Dentale precontacten, die vaak worden bestudeerd in statische omstandigheden, worden in de praktijk algemeen begrepen als die gebieden van voortijdig contact dat wordt bereikt door de onderkaak in een positie van gebruikelijke occlusie of in een centrische relatie te houden10, volgens een "voorgeconditioneerd" model van positionering van de onderkaak : de identificatie van deze gebieden van het eerste contact en hun pathogenetische rol kan niet van groot belang zijn als de metingen worden uitgevoerd door de onderkaak in een positie te houden die subjectief is geïnduceerd en geconditioneerd door de operator of gewoon in de gebruikelijke occlusiepositie van de patiënt, niet noodzakelijk fysiologisch omdat het wordt bepaald door het proprioceptieve, adaptieve geheugen van de patiënt. Deze analyses moeten daarom worden gecoördineerd met andere functionele onderzoeken die de fysiologische positie van de onderkaak en zijn beweging naar de positie van maximale intercuspidatie kunnen aantonen2,3: dit maakt het mogelijk om de gevolgen van tandheelkundige contacten te identificeren wanneer de onderkaak langs de individuele neuromusculaire beweging beweegt traject, in maximale spierbalans.
De introductie van een occlusale verificatie door middel van TENS-stimulatie en het aanbrengen van zelfklevende wassen leent zich goed voor het doel, waardoor het individuele neuromusculaire traject kan worden gevonden en de eerste afbuigende contacten kunnen worden geïdentificeerd door onwillekeurige spiercontracties2,3.
Integendeel, het onderzoeken van prematuriteit met eenvoudige articulatiekaarten zal geen echt therapeutische handeling zijn, noch zal alleen het zicht op de contactgebieden echt informatie kunnen geven over het werkevenwicht van het kauwapparaat.
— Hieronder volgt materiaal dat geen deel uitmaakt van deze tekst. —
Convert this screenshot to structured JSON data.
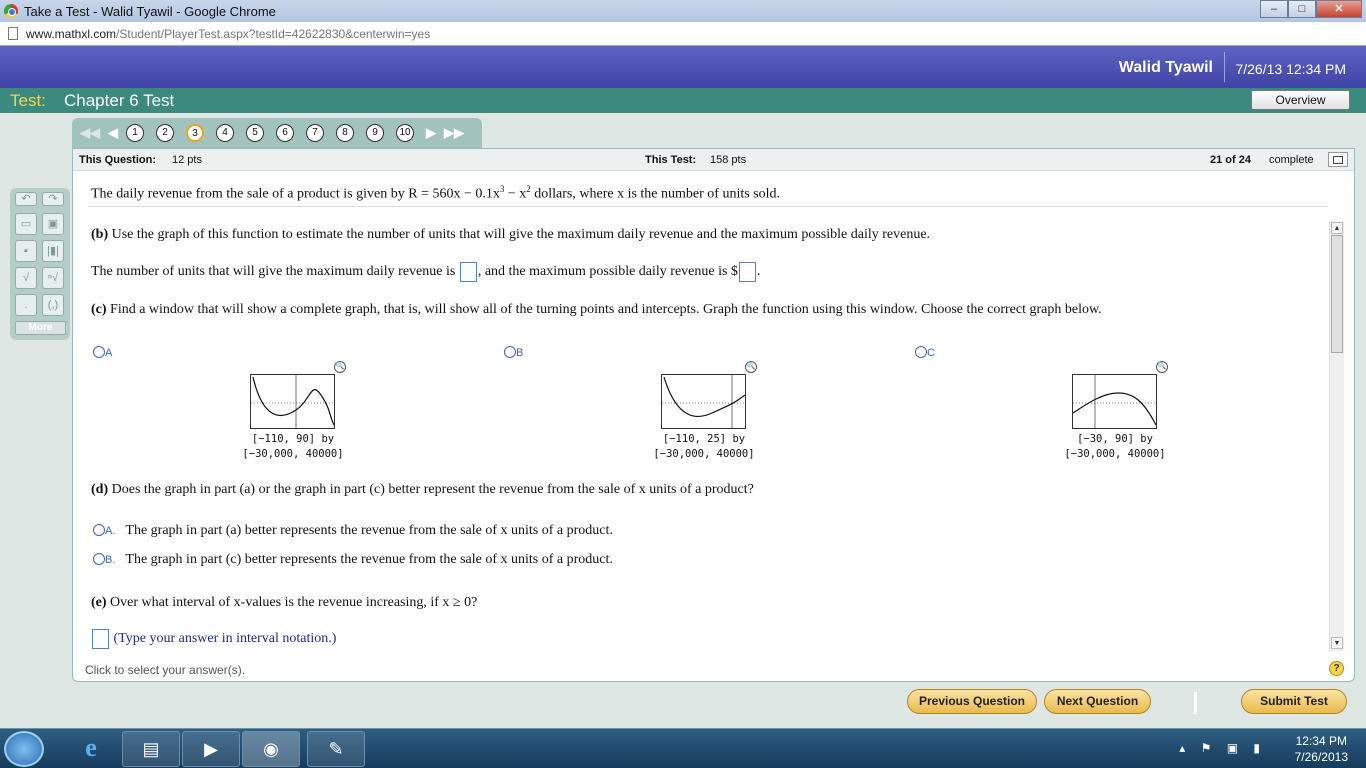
{
  "browser": {
    "tab_title": "Take a Test - Walid Tyawil - Google Chrome",
    "url_domain": "www.mathxl.com",
    "url_path": "/Student/PlayerTest.aspx?testId=42622830&centerwin=yes"
  },
  "header": {
    "user_name": "Walid Tyawil",
    "datetime": "7/26/13 12:34 PM"
  },
  "test": {
    "label": "Test:",
    "name": "Chapter 6 Test",
    "overview_label": "Overview"
  },
  "nav": {
    "questions": [
      "1",
      "2",
      "3",
      "4",
      "5",
      "6",
      "7",
      "8",
      "9",
      "10"
    ],
    "current": "3"
  },
  "status": {
    "this_question_label": "This Question:",
    "this_question_pts": "12 pts",
    "this_test_label": "This Test:",
    "this_test_pts": "158 pts",
    "progress": "21 of 24",
    "complete_label": "complete"
  },
  "tools": {
    "more_label": "More"
  },
  "question": {
    "intro_pre": "The daily revenue from the sale of a product is given by R = 560x − 0.1x",
    "intro_exp1": "3",
    "intro_mid": " − x",
    "intro_exp2": "2",
    "intro_post": " dollars, where x is the number of units sold.",
    "part_b_tag": "(b)",
    "part_b": " Use the graph of this function to estimate the number of units that will give the maximum daily revenue and the maximum possible daily revenue.",
    "part_b_ans_pre": "The number of units that will give the maximum daily revenue is ",
    "part_b_ans_mid": ", and the maximum possible daily revenue is $",
    "part_b_ans_post": ".",
    "part_c_tag": "(c)",
    "part_c": " Find a window that will show a complete graph, that is, will show all of the turning points and intercepts. Graph the function using this window. Choose the correct graph below.",
    "graph_options": [
      {
        "letter": "A",
        "window_line1": "[−110, 90] by",
        "window_line2": "[−30,000, 40000]"
      },
      {
        "letter": "B",
        "window_line1": "[−110, 25] by",
        "window_line2": "[−30,000, 40000]"
      },
      {
        "letter": "C",
        "window_line1": "[−30, 90] by",
        "window_line2": "[−30,000, 40000]"
      }
    ],
    "part_d_tag": "(d)",
    "part_d": " Does the graph in part (a) or the graph in part (c) better represent the revenue from the sale of x units of a product?",
    "part_d_options": [
      {
        "letter": "A.",
        "text": "The graph in part (a) better represents the revenue from the sale of x units of a product."
      },
      {
        "letter": "B.",
        "text": "The graph in part (c) better represents the revenue from the sale of x units of a product."
      }
    ],
    "part_e_tag": "(e)",
    "part_e": " Over what interval of x-values is the revenue increasing, if x ≥ 0?",
    "part_e_hint": "(Type your answer in interval notation.)"
  },
  "footer": {
    "hint": "Click to select your answer(s).",
    "help": "?",
    "prev_label": "Previous Question",
    "next_label": "Next Question",
    "submit_label": "Submit Test"
  },
  "taskbar": {
    "time": "12:34 PM",
    "date": "7/26/2013"
  }
}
Ieder mens kan gemakkelijk leven met zijn eigen functionele structuur, zelfs als deze veranderd of pathologisch is, en deze structuur kan in de loop der jaren worden uitgewerkt in een perceptie van gezondheid die min of meer gelijk is aan ideale fysiologische omstandigheden, maar het kan ook plotseling en op onverklaarbare wijze de individueel aanpassingsvermogen, beginnende pijnlijke-disfunctionele symptomen die kenmerkend zijn voor craniomandibulaire aandoeningen (DCM) 1-3, 11-13. Het begin van pijnlijke en disfunctionele symptomen vindt plaats op absoluut onvoorspelbare manieren en tijden, waardoor een correlatie tussen de mate van disfunctie en de omvang van de symptomen onmogelijk is1.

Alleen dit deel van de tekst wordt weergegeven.